|American Pharoah winning the Breeders Cup Classic with ease |
(Photo by Taylor Pence, kykernel.com)
Over the last week, I've struggled to find the right words to sum up Pharoah's incredible performance and career for this blog, and I have been struck all over again by how different this horse has been from others who have gone before him in the quest for racing immortality. In the years leading up to Pharoah's Triple Crown victory, as the wait grew longer and longer, I opined on more than one occasion that it wouldn't necessarily take a great horse to win the Triple Crown, just a lucky one. All we needed was one horse who was a stand-out in a crop of mediocre three year-olds, one who had just enough extra talent to get the job done. But I was wrong. It does take a great horse to win the Triple Crown, and American Pharoah has driven home this point emphatically all year long. It takes luck, yes, but it also takes soundness of body and mind, stamina, incredible fitness, great heart, a willing spirit, and that little something extra that sets a great horse apart from his contemporaries.
American Pharoah possesses all of these qualities. Looking back now on his exploits of the last fifteen months, it is awe-inspiring to see how he seemed to thrive despite his grueling schedule. He improved with nearly every start, winning regularly by daylight even though Espinoza usually wrapped up on him in the last sixteenth of a mile. His times got faster with every race, culminating in his scintillating Breeders Cup performance. He also displayed remarkable physical resilience all year long. He crossed the country 14 times, traveled more than 28,000 miles, raced at 7 different tracks, and never once put a foot wrong. He has a beautiful, fluid, ground-eating stride that allows him to effortlessly glide over the ground and that supposedly measures two feet longer than Secretariat's. It may be the secret of his ability to run on any surface at any track, from dirt to polytrack to a sea of mud.

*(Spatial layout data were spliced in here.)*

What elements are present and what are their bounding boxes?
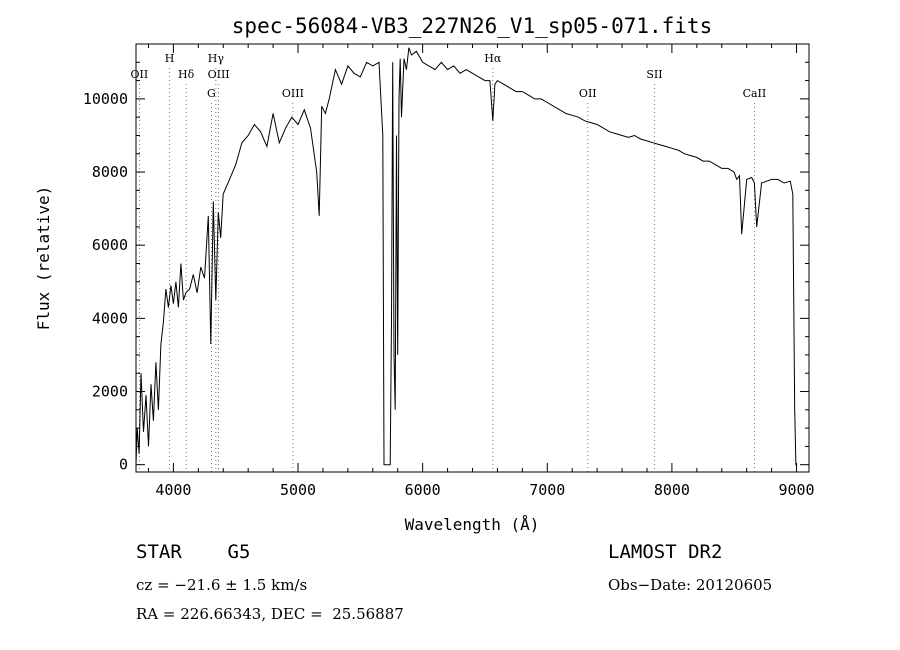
redshift-velocity: cz = −21.6 ± 1.5 km/s: [136, 576, 308, 594]
x-tick-label: 7000: [529, 481, 565, 499]
x-tick-label: 8000: [654, 481, 690, 499]
x-axis-ticks: 4000 5000 6000 7000 8000 9000: [147, 44, 815, 499]
object-class: STAR G5: [136, 541, 251, 563]
coordinates: RA = 226.66343, DEC = 25.56887: [136, 605, 404, 623]
y-tick-label: 6000: [92, 236, 128, 254]
line-marker-label: OII: [131, 68, 149, 81]
emission-line-markers: [138, 68, 755, 472]
line-marker-label: Hδ: [178, 68, 195, 81]
y-tick-label: 2000: [92, 383, 128, 401]
line-marker-label: H: [165, 52, 175, 65]
x-tick-label: 9000: [778, 481, 814, 499]
line-marker-label: OIII: [282, 87, 304, 100]
x-tick-label: 5000: [280, 481, 316, 499]
line-marker-label: SII: [646, 68, 662, 81]
y-tick-label: 4000: [92, 309, 128, 327]
survey-name: LAMOST DR2: [608, 541, 723, 563]
line-marker-label: OII: [579, 87, 597, 100]
y-axis-ticks: 0 2000 4000 6000 8000 10000: [83, 61, 809, 474]
y-tick-label: 10000: [83, 90, 128, 108]
line-marker-label: Hγ: [208, 52, 225, 65]
emission-line-labels: OII HHδ Hγ G OIII OIII Hα OII SII CaII: [131, 52, 767, 100]
x-tick-label: 6000: [405, 481, 441, 499]
y-tick-label: 0: [119, 456, 128, 474]
y-axis-label: Flux (relative): [34, 186, 53, 331]
spectrum-flux-line: [135, 47, 797, 466]
line-marker-label: Hα: [484, 52, 502, 65]
line-marker-label: CaII: [743, 87, 767, 100]
x-tick-label: 4000: [155, 481, 191, 499]
chart-title: spec-56084-VB3_227N26_V1_sp05-071.fits: [232, 14, 712, 38]
line-marker-label: G: [207, 87, 216, 100]
plot-frame: [135, 43, 810, 473]
y-tick-label: 8000: [92, 163, 128, 181]
x-axis-label: Wavelength (Å): [405, 515, 540, 534]
line-marker-label: OIII: [208, 68, 230, 81]
observation-date: Obs−Date: 20120605: [608, 576, 773, 594]
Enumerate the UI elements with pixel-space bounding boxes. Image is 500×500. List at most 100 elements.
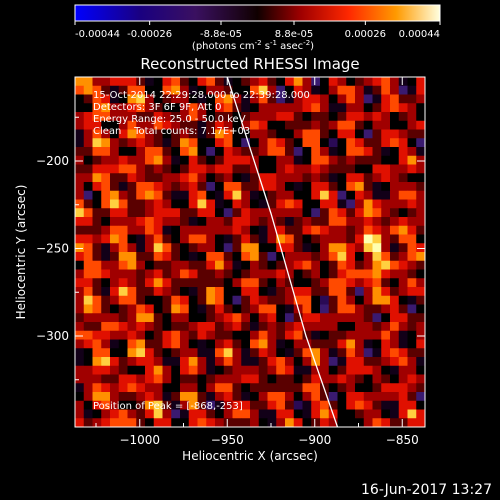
heatmap-cell [258, 155, 268, 165]
y-axis-label: Heliocentric Y (arcsec) [14, 185, 28, 320]
heatmap-cell [390, 392, 400, 402]
heatmap-cell [153, 77, 163, 87]
heatmap-cell [390, 278, 400, 288]
heatmap-cell [162, 322, 172, 332]
heatmap-cell [285, 409, 295, 419]
heatmap-cell [390, 164, 400, 174]
heatmap-cell [416, 217, 425, 227]
heatmap-cell [83, 313, 93, 323]
heatmap-cell [171, 94, 181, 104]
heatmap-cell [145, 339, 155, 349]
heatmap-cell [346, 313, 356, 323]
heatmap-cell [363, 287, 373, 297]
heatmap-cell [250, 173, 260, 183]
heatmap-cell [92, 164, 102, 174]
heatmap-cell [162, 313, 172, 323]
heatmap-cell [381, 77, 391, 87]
heatmap-cell [83, 147, 93, 157]
heatmap-cell [372, 155, 382, 165]
heatmap-cell [293, 295, 303, 305]
heatmap-cell [285, 85, 295, 95]
heatmap-cell [337, 138, 347, 148]
heatmap-cell [83, 295, 93, 305]
heatmap-cell [258, 287, 268, 297]
heatmap-cell [346, 164, 356, 174]
heatmap-cell [215, 383, 225, 393]
heatmap-cell [83, 374, 93, 384]
heatmap-cell [337, 383, 347, 393]
heatmap-cell [390, 322, 400, 332]
heatmap-cell [118, 313, 128, 323]
heatmap-cell [355, 155, 365, 165]
heatmap-cell [258, 269, 268, 279]
heatmap-cell [118, 374, 128, 384]
heatmap-cell [267, 120, 277, 130]
heatmap-cell [197, 217, 207, 227]
heatmap-cell [162, 418, 172, 427]
heatmap-cell [293, 322, 303, 332]
heatmap-cell [110, 278, 120, 288]
heatmap-cell [153, 208, 163, 218]
heatmap-cell [162, 77, 172, 87]
heatmap-cell [153, 278, 163, 288]
heatmap-cell [232, 348, 242, 358]
annotations: 15-Oct-2014 22:29:28.000 to 22:39:28.000… [93, 90, 310, 412]
heatmap-cell [92, 313, 102, 323]
heatmap-cell [75, 374, 85, 384]
heatmap-cell [136, 129, 146, 139]
heatmap-cell [311, 409, 321, 419]
heatmap-cell [101, 252, 111, 262]
heatmap-cell [276, 409, 286, 419]
heatmap-cell [206, 155, 216, 165]
heatmap-cell [241, 383, 251, 393]
heatmap-cell [145, 260, 155, 270]
heatmap-cell [83, 129, 93, 139]
heatmap-cell [153, 234, 163, 244]
heatmap-cell [390, 330, 400, 340]
heatmap-cell [372, 260, 382, 270]
heatmap-cell [223, 129, 233, 139]
heatmap-cell [223, 418, 233, 427]
heatmap-cell [118, 155, 128, 165]
heatmap-cell [180, 173, 190, 183]
heatmap-cell [363, 295, 373, 305]
heatmap-cell [136, 164, 146, 174]
heatmap-cell [171, 85, 181, 95]
heatmap-cell [320, 409, 330, 419]
heatmap-cell [302, 190, 312, 200]
annotation-time: 15-Oct-2014 22:29:28.000 to 22:39:28.000 [93, 90, 310, 101]
heatmap-cell [328, 94, 338, 104]
heatmap-cell [241, 225, 251, 235]
heatmap-cell [285, 94, 295, 104]
heatmap-cell [171, 138, 181, 148]
heatmap-cell [363, 182, 373, 192]
heatmap-cell [127, 313, 137, 323]
heatmap-cell [363, 138, 373, 148]
heatmap-cell [328, 182, 338, 192]
heatmap-cell [232, 138, 242, 148]
heatmap-cell [215, 269, 225, 279]
heatmap-cell [153, 365, 163, 375]
heatmap-cell [180, 278, 190, 288]
heatmap-cell [250, 147, 260, 157]
heatmap-cell [180, 112, 190, 122]
heatmap-cell [92, 339, 102, 349]
heatmap-cell [407, 138, 417, 148]
heatmap-cell [101, 94, 111, 104]
heatmap-cell [223, 112, 233, 122]
heatmap-cell [75, 409, 85, 419]
heatmap-cell [276, 383, 286, 393]
heatmap-cell [232, 278, 242, 288]
x-tick-label: −850 [386, 433, 419, 447]
heatmap-cell [372, 374, 382, 384]
heatmap-cell [355, 339, 365, 349]
heatmap-cell [302, 147, 312, 157]
heatmap-cell [407, 234, 417, 244]
heatmap-cell [206, 330, 216, 340]
heatmap-cell [145, 190, 155, 200]
heatmap-cell [118, 260, 128, 270]
heatmap-cell [153, 85, 163, 95]
heatmap-cell [372, 217, 382, 227]
heatmap-cell [162, 155, 172, 165]
heatmap-cell [328, 269, 338, 279]
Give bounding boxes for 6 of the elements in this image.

|(Photo by sportingnews.com)|
One of Pharoah's greatest strengths I think is his good mind, easy-going demeanor, and kindness of spirit. Pharoah by all accounts is a smart, friendly horse who thrives on attention. He has been utterly unfazed by the throngs of press and fans who have come to visit him, something few racehorses have the temperament to handle. Baffert has allowed unprecedented access to the horse because of his good nature, and Pharoah has taken it all in stride as if it were his due. Which it is.
|(Photo by courier-journal.com)|
He won 6 G1 races all told as a three year-old, including 5 races with purses of a million dollars or more consecutively, something no other horse his age has done. Of the four Triple Crown winners since races became graded in the early 1970s, he is the only one to win more than one G1 race after the Belmont. He retired as the fourth richest American horse in history with earnings of $8,650,300. Had Visa not cancelled their $5 million Triple Crown bonus several years ago, he would have retired as the richest American racehorse of all time.
But all numbers aside, even as impressive as the statistics are, there are more ephemeral qualities that some great horses possess. Like so many Thoroughbreds, Pharoah ran for the sheer exhilaration of running. In nearly every race, his ears were pricked observantly, listening to the roar of the crowd and the rush of the wind as he sliced through it. I have never seen anything quite like it in my 30+ years following the sport. As I've mentioned in the past, I learned to read from C. W. Anderson's horse stories, and I think he would agree that American Pharoah has the "look of eagles," that quality in great horses of heightened awareness and of seeing something in the distance just beyond the sight of mere mortals.
As Bob Baffert so aptly put it in the latest issue of the Blood-Horse, Pharoah is a throwback to the hickory-tough horses of bygone ages. He proved himself to be fast, determined, versatile, sound, and above all, worthy of that elite company he joined at Belmont Park. He is the horse of a lifetime.